With all of the caveats above, there are a number of interesting things we can say about this particular example of forcing the present to rhyme with the past.

For one thing, it’s very possible that a de-escalation in eastern Europe could lead to a relief rally in the very near future, which would create an almost comically similar spike to that shown in the figure (see Wilson’s annotation). Of course, that would be pure coincidence.

More compelling is the idea that market participants (and Jerome Powell) may be partially wrong to insist on the differences between “this time” and “last time,” or at least when “last time” means 2018. Generally speaking, the narrative goes something like this. Although the US economy and corporate profits were holding up well in 2018, the rest of the world was decelerating as Fed hikes weighed on emerging markets and the trade war undermined global growth. The Fed was thus tightening into a slowdown, with muted inflation and ahead of a guaranteed deceleration in corporate profits as the sugar high from the Trump tax cuts faded. Now, by contrast, inflation is red-hot, the economy is booming and corporate profits will likely hold up. Or so we’re told.

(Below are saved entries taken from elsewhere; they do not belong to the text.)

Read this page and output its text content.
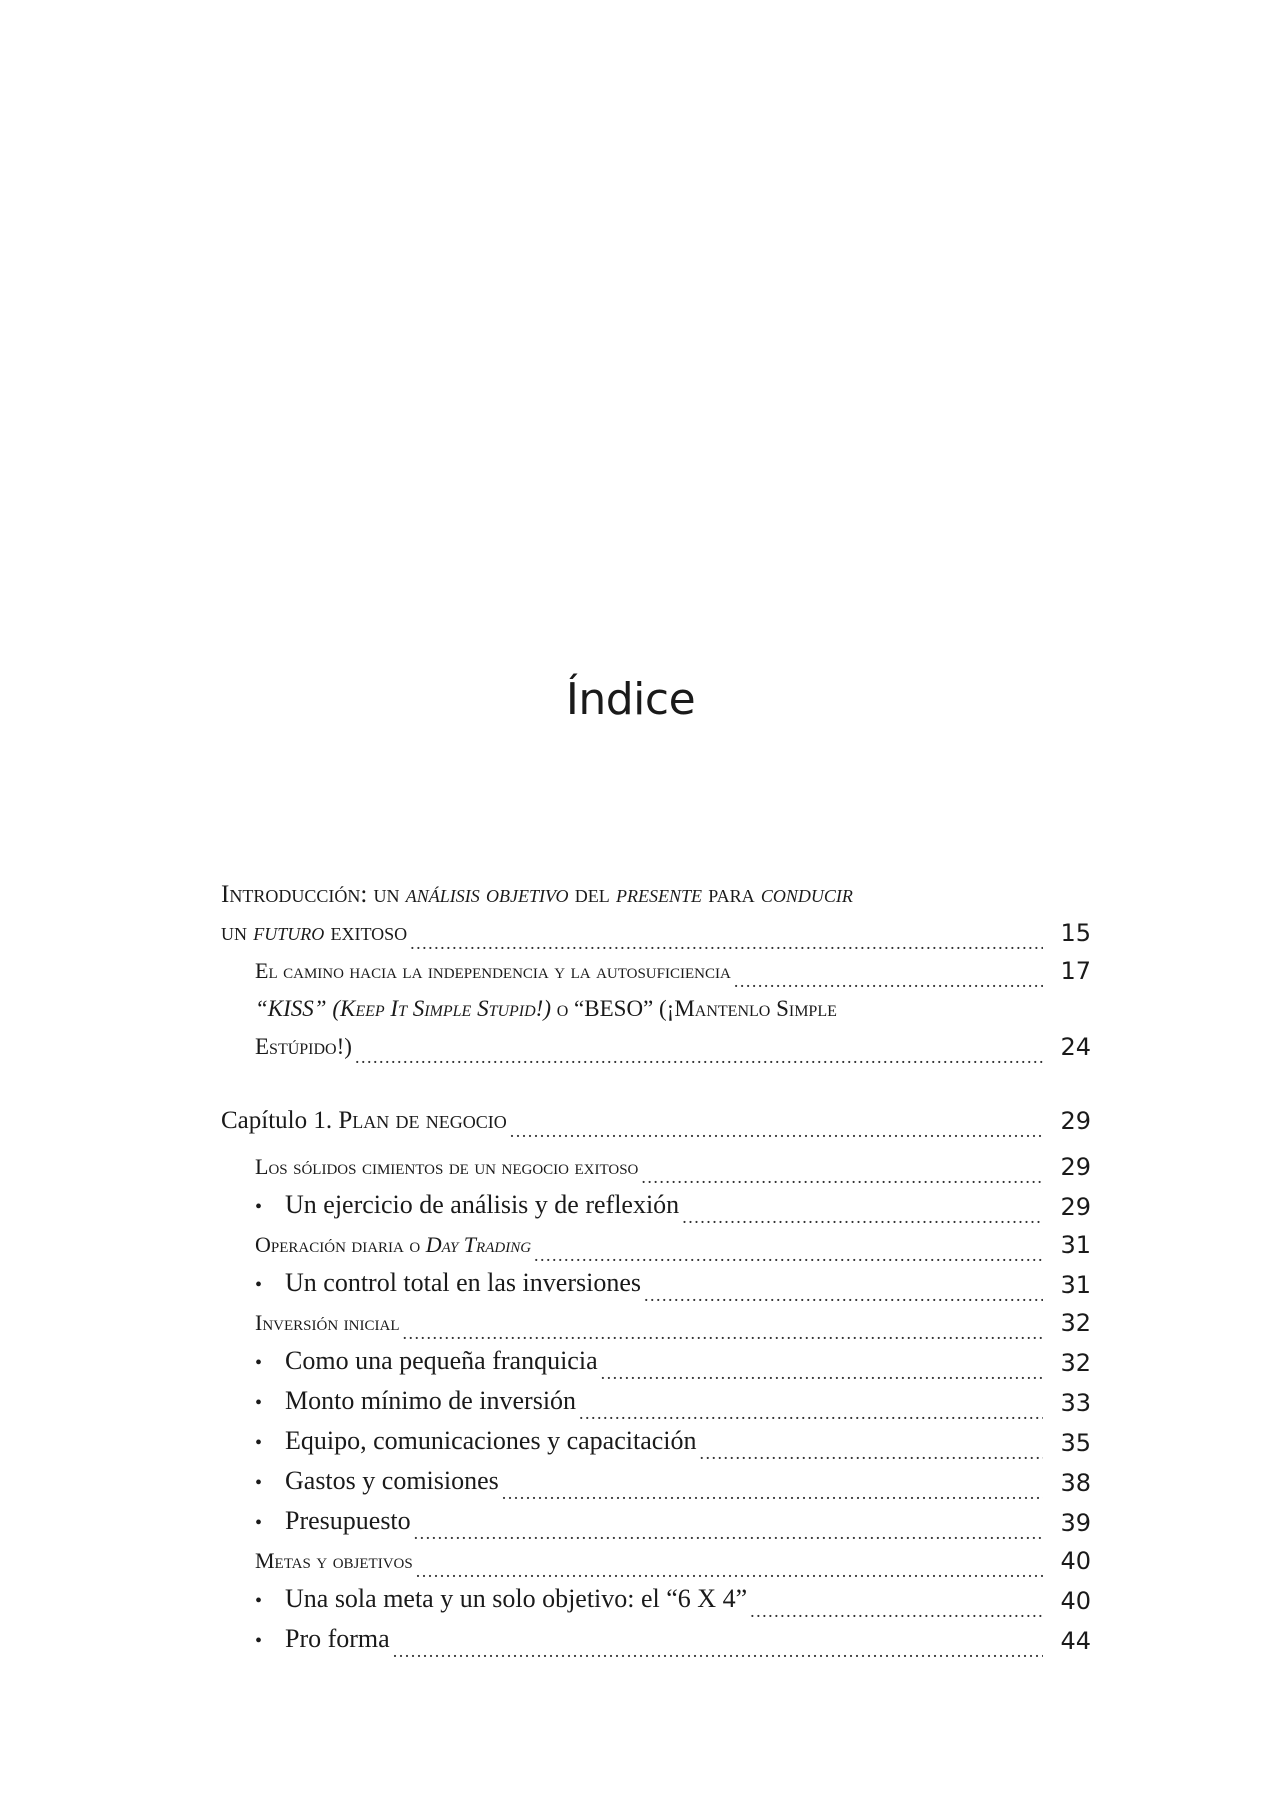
Índice
Introducción: un análisis objetivo del presente para conducir
un futuro exitoso .....	15
El camino hacia la independencia y la autosuficiencia .....	17
“KISS” (Keep It Simple Stupid!) o “BESO” (¡Mantenlo Simple
Estúpido!) .....	24
Capítulo 1. Plan de negocio .....	29
Los sólidos cimientos de un negocio exitoso .....	29
• Un ejercicio de análisis y de reflexión .....	29
Operación diaria o Day Trading .....	31
• Un control total en las inversiones .....	31
Inversión inicial .....	32
• Como una pequeña franquicia .....	32
• Monto mínimo de inversión .....	33
• Equipo, comunicaciones y capacitación .....	35
• Gastos y comisiones .....	38
• Presupuesto .....	39
Metas y objetivos .....	40
• Una sola meta y un solo objetivo: el “6 X 4” .....	40
• Pro forma .....	44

But what if 2022 is more like 2018 than we think? Wilson explored that question. “The most apparent similarity is that we have an overly hawkish Fed at a time when growth is slowing,” he wrote. Wilson conceded that it’s “hard to argue the Fed is making a mistake by signaling such an aggressive tightening schedule” considering where inflation is, but suggested the Committee’s aggressive stance “could mean they really are on ‘auto pilot’ this time and therefore may find it very difficult to pivot back.” That, in turn, raises the odds that “we end up with a similar outcome as December 2018,” he remarked.

And therein lies the justification for the visual (above). The implication, as Wilson’s second annotation notes, is that the S&P ends up at 3,840 by the end of next month. That would be supremely ironic, considering the 2018 trough came just after the final Fed hike of the last cycle, while a hypothetical March trough would coincide with the first hike of the new cycle.


Leave a Reply

This site uses Akismet to reduce spam. Learn how your comment data is processed.

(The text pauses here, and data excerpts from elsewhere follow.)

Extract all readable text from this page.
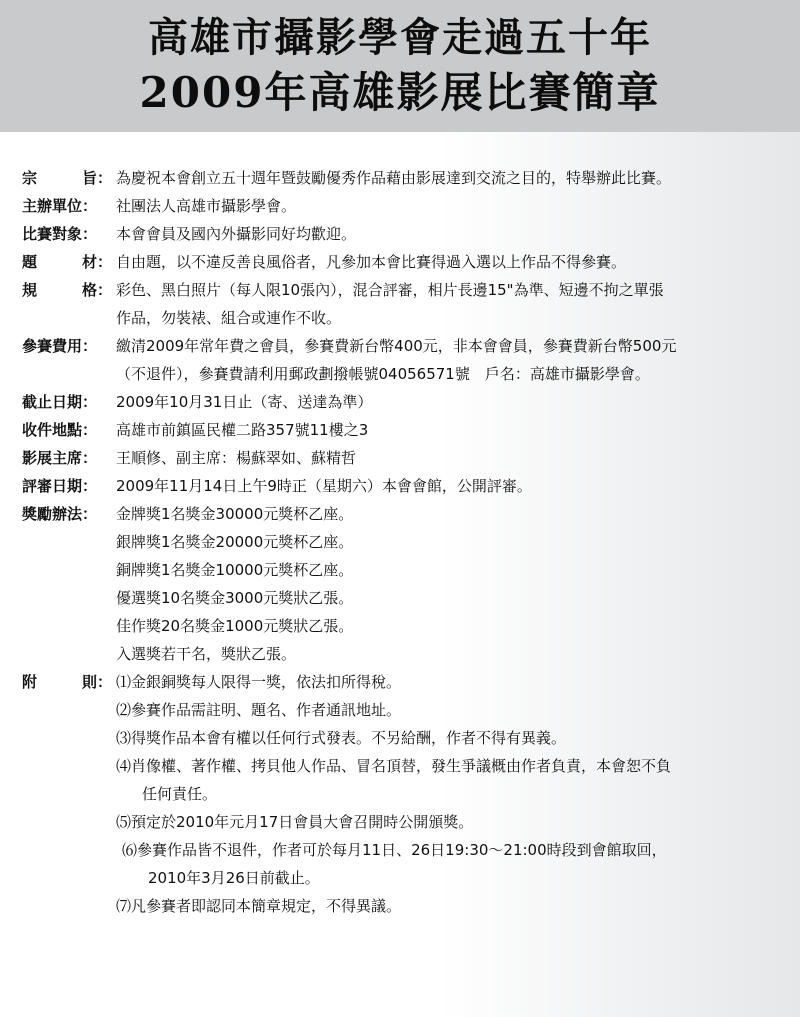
高雄市攝影學會走過五十年
2009年高雄影展比賽簡章
宗	旨： 為慶祝本會創立五十週年暨鼓勵優秀作品藉由影展達到交流之目的，特舉辦此比賽。
主辦單位：	社團法人高雄市攝影學會。
比賽對象：	本會會員及國內外攝影同好均歡迎。
題	材： 自由題，以不違反善良風俗者，凡參加本會比賽得過入選以上作品不得參賽。
規	格： 彩色、黑白照片（每人限10張內），混合評審，相片長邊15"為準、短邊不拘之單張
作品，勿裝裱、組合或連作不收。
參賽費用：	繳清2009年常年費之會員，參賽費新台幣400元，非本會會員，參賽費新台幣500元
（不退件），參賽費請利用郵政劃撥帳號04056571號　戶名：高雄市攝影學會。
截止日期：	2009年10月31日止（寄、送達為準）
收件地點：	高雄市前鎮區民權二路357號11樓之3
影展主席：	王順修、副主席：楊蘇翠如、蘇精哲
評審日期：	2009年11月14日上午9時正（星期六）本會會館，公開評審。
獎勵辦法：	金牌獎1名獎金30000元獎杯乙座。
銀牌獎1名獎金20000元獎杯乙座。
銅牌獎1名獎金10000元獎杯乙座。
優選獎10名獎金3000元獎狀乙張。
佳作獎20名獎金1000元獎狀乙張。
入選獎若干名，獎狀乙張。
附	則： ⑴金銀銅獎每人限得一獎，依法扣所得稅。
⑵參賽作品需註明、題名、作者通訊地址。
⑶得獎作品本會有權以任何行式發表。不另給酬，作者不得有異義。
⑷肖像權、著作權、拷貝他人作品、冒名頂替，發生爭議概由作者負責，本會恕不負
任何責任。
⑸預定於2010年元月17日會員大會召開時公開頒獎。
⑹參賽作品皆不退件，作者可於每月11日、26日19:30～21:00時段到會館取回，
2010年3月26日前截止。
⑺凡參賽者即認同本簡章規定，不得異議。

7 thoughts on “S&P 3840 Next Month? 2018 Says Yes

  1. For one thing, it’s very possible that a de-escalation in eastern Europe could lead to a relief rally in the very near future, which would create an almost comically similar spike to that shown in the figure (see Wilson’s annotation). Of course, that would be pure coincidence.

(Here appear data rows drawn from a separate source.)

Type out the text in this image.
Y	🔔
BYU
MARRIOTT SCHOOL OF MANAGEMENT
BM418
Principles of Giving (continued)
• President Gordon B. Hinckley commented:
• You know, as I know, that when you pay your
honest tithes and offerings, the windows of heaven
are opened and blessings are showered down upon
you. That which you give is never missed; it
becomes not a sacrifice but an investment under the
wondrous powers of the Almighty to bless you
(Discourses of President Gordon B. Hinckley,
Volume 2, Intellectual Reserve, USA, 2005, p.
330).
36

    Would it be just a coincidence? I’m not one for TA, but if you look at charts like that as abstractions of humanity’s stress level/sentiment at any given moment, it would make sense that at certain levels of stress/fear/anxiety people take certain actions that they otherwise wouldn’t. And, generally speaking, those reactions to the mood tend to lead to particular outcomes. If the West makes things look particularly gloomy for Putin, for example, folks think war is coming and the market drops. Yet that same pressure incentivizes the warmonger to de-escalate. Mean reversion, i guess.

  2. There is an alternative explanation for 2018 swoon, aside from QT impact as it was the first time in recent history where global trade was negative whist global GDP was expanding, which was down to the Trump trade war. This is not to say the Fed was not a contributory factor or perhaps a primary reason for that pivot but just to remind us that the trade war was possibly another reason.

  3. Well, we got our dead cat bounce today. Did anyone else think it felt mechanical (short covering, CTAs running text mining, etc)? Doubled down on puts today with mid June expiry. Is that enough time for supply chain / commodity crunch to seriously dent guidance next earnings season?

    1. downside hedge monetization, VIX upside monetization and some scattered bullish bets likely daisy-chained into a squeeze with dealer hedging flows adding fuel to the fire on the way up. and all into a very thin market.